Now we will group stats for each teams' wins and losses to be summed up and divided by games played to get per game averages

In [None]:
#create data from for winning team and losing team and merge into record dataframe
dfW = season_results.groupby(['Season','WTeamID']).sum().reset_index()
dfL = season_results.groupby(['Season','LTeamID']).sum().reset_index()
cols = ['Pace','AdjORtng','AdjDRtng','OeFG','TOP','OR%','FTR','OppPace','OppOeFG','OppTOP','OppOR%','OppFTR']

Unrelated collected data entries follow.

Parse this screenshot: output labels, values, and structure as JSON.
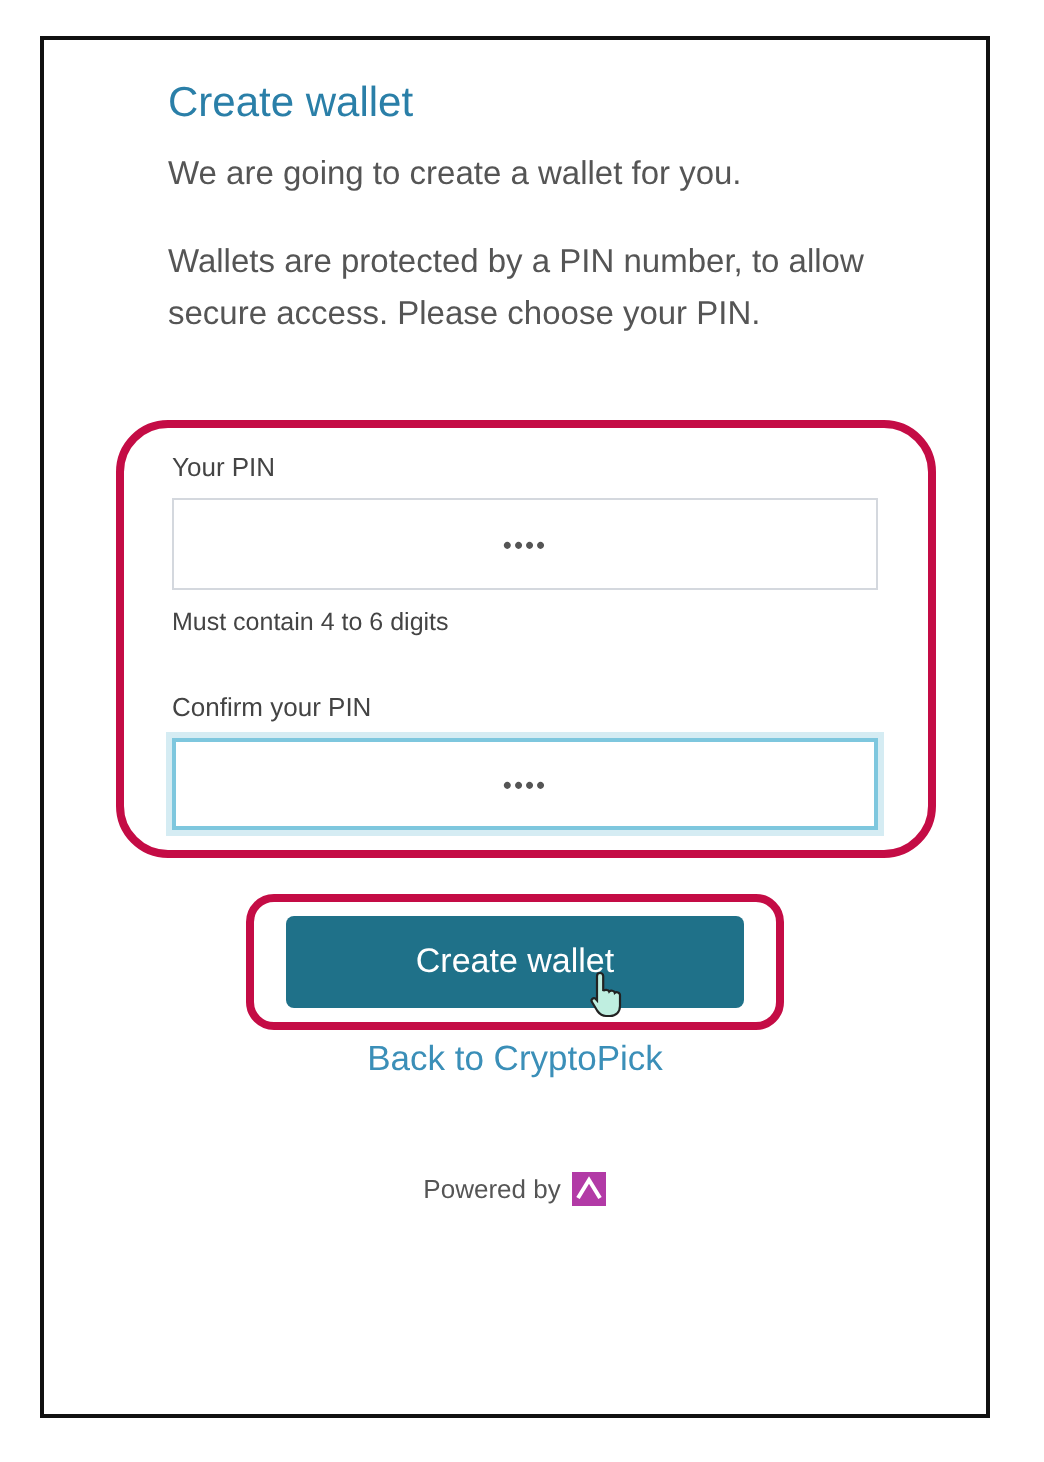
{
  "title": "Create wallet",
  "intro": "We are going to create a wallet for you.",
  "description": "Wallets are protected by a PIN number, to allow secure access. Please choose your PIN.",
  "fields": [
    {
      "label": "Your PIN",
      "value": "••••",
      "hint": "Must contain 4 to 6 digits",
      "focused": false
    },
    {
      "label": "Confirm your PIN",
      "value": "••••",
      "focused": true
    }
  ],
  "highlighted": true,
  "button": {
    "label": "Create wallet",
    "highlighted": true
  },
  "back_link": "Back to CryptoPick",
  "footer": {
    "text": "Powered by"
  }
}
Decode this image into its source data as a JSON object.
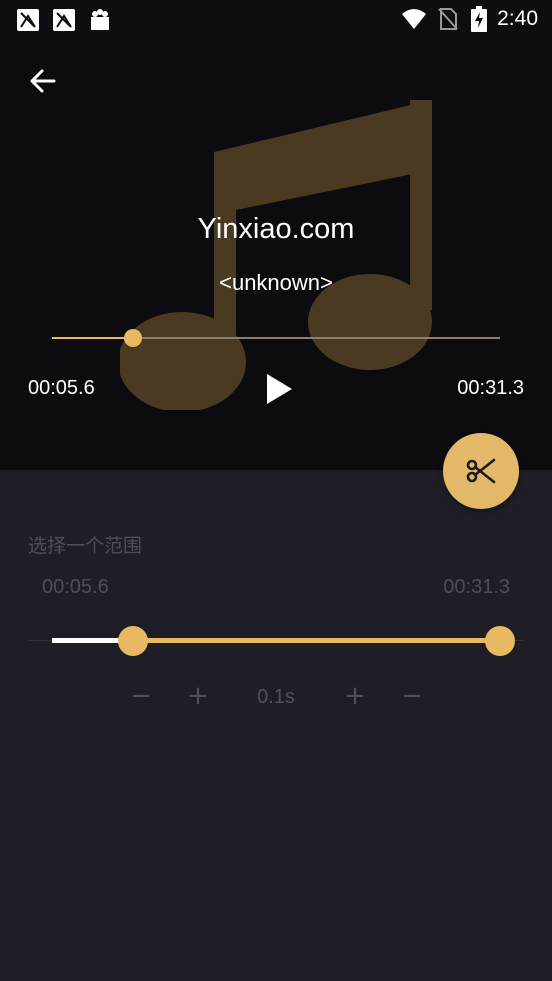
{
  "status_bar": {
    "time": "2:40",
    "left_icons": [
      "notification-app-icon",
      "notification-app-icon",
      "notification-shop-icon"
    ],
    "right_icons": [
      "wifi-icon",
      "no-sim-icon",
      "battery-charging-icon"
    ]
  },
  "player": {
    "title": "Yinxiao.com",
    "artist": "<unknown>",
    "current_time": "00:05.6",
    "total_time": "00:31.3",
    "progress": 0.18,
    "icons": {
      "back": "arrow-left-icon",
      "play": "play-icon",
      "art": "music-note-icon",
      "cut": "scissors-icon"
    }
  },
  "range": {
    "label": "选择一个范围",
    "start_time": "00:05.6",
    "end_time": "00:31.3",
    "start_fraction": 0.18,
    "end_fraction": 1.0,
    "step_label": "0.1s",
    "buttons": {
      "start_minus": "−",
      "start_plus": "+",
      "end_plus": "+",
      "end_minus": "−"
    }
  },
  "colors": {
    "accent": "#e8b862",
    "background": "#1e1e27",
    "player_background": "#0c0b10",
    "muted_text": "#4e4e58"
  }
}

wcols = ['Season','WTeamID']
lcols = ['Season','LTeamID']
for col in cols:
    wname = 'W'+col
    lname = 'L'+col
    wcols.append(wname)
    lcols.append(lname)
    
df = record.merge(dfW[wcols], how='left', left_on = ['Season','TeamID'], right_on = ['Season','WTeamID'])
df = df.merge(dfL[lcols], how='left', left_on = ['Season','TeamID'], right_on = ['Season','LTeamID'])
df.fillna(0,inplace=True)

In [None]:
for col in cols:
    df[col] = (df['W'+col] + df['L'+col])/df['games']
    

wcols.remove('Season')
lcols.remove('Season')
df.drop(columns = wcols+lcols, inplace=True)

record = record.merge(df[['Season','TeamID']+cols],how='left',left_on=['Season','TeamID'],right_on=['Season','TeamID'])

In [None]:
training_set = training_set.merge(record[['Season','TeamID']+cols], how='left', left_on=['Season','Team1'], right_on = ['Season','TeamID'])
training_set = training_set.merge(record[['Season','TeamID']+cols], how='left', left_on=['Season','Team2'], right_on = ['Season','TeamID'],suffixes = ['_1','_2'])
training_set.drop(columns=['TeamID_1','TeamID_2'], inplace=True)

In [None]:
for col in cols:
    name = 'delta'+col
    training_set[name] = training_set[col+'_1'] - training_set[col+'_2']
    training_set.drop(columns=[col+'_1',col+'_2'],inplace=True)

Print training_set to be used to develop a model

In [None]:
record.to_csv('record.csv',index=False)
training_set.to_csv('training_set.csv', index=False)
pd.set_option('display.float_format', lambda x: '%.3f' % x)
training_set.describe()

By calculating each team's four factor stats and how effectively they limited their opponent's four factor stats, we should have a robust training set on which to develop a model.